An elderly couple have been arrested after a package claiming to contain deadly anthrax was sent to Tony and Cherie Blair.

Officers from Scotland Yard's anti-terrorist squad swooped in Littlehampton and arrested them after a surveillance operation spanning several months.

The 63-year-old man and 71-year-old woman have been bailed after their arrest last week pending a full investigation. The package was intercepted before it reached 10 Downing Street and was found to contain powder which later turned out to be harmless.

A Government insider said: "Unfortunately, we get a fair number of hoax packages and letters like this."

The package is understood to have been sent last month and detectives eventually traced the source to Sussex.

The Metropolitan Police had been monitoring correspondence from the Littlehampton area to Downing Street for several months.
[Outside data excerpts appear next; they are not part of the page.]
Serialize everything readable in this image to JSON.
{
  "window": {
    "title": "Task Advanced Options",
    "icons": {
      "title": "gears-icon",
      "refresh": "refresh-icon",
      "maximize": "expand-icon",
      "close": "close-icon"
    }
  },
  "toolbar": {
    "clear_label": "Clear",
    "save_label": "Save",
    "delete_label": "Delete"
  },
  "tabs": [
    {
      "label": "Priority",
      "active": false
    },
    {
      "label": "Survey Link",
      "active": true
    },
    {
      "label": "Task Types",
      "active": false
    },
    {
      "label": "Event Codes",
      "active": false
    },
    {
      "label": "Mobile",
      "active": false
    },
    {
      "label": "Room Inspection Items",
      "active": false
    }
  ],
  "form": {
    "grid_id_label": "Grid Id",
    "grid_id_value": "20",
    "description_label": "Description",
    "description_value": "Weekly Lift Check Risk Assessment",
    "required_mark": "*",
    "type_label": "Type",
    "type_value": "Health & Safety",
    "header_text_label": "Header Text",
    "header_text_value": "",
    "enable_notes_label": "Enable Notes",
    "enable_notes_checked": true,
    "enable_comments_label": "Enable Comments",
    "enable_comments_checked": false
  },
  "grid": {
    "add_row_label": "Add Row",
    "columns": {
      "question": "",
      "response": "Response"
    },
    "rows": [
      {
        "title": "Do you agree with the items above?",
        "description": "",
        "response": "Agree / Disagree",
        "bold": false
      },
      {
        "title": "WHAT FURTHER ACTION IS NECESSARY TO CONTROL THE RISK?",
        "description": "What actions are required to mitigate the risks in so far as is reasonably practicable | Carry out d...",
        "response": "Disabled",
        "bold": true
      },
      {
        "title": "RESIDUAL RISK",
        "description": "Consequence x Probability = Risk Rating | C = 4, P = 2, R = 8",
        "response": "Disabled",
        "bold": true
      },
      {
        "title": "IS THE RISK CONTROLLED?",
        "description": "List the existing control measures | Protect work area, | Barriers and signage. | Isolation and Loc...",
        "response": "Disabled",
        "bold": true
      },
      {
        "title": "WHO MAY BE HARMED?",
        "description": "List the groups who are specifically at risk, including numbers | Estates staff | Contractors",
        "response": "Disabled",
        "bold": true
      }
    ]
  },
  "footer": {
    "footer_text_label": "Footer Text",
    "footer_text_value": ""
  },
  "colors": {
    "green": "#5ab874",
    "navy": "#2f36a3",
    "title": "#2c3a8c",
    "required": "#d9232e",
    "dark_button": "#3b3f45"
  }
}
The couple are due to return to an undisclosed police station in West Sussex next month pending further inquiries.

They face prison terms of up to seven years if charged and then convicted under the Anti Terrorist and Security Act 2001, passed soon after the September 11 attacks on the US.

The insider told The Argus: "They clearly have it in for the Blairs but the couple, I understand, have mental health issues."

The merest hint of a possible terror-related security breach is taken extremely seriously by Downing Street, even if it turns out to be a hoax.

Fathers' rights campaigner Ron Davis, from Findon near Worthing, hit the headlines in 2004 when he and Guy Harrison, from Steyning, threw three condoms filled with purple flour over the Prime Minister in the House of Commons.

The stunt brought Prime Minister's Questions to a halt and sparked fears the House of Commons was under biological attack.

The chamber was evacuated and police, thinking it was an act of terrorism, were sent to the building in protective suits and gas masks.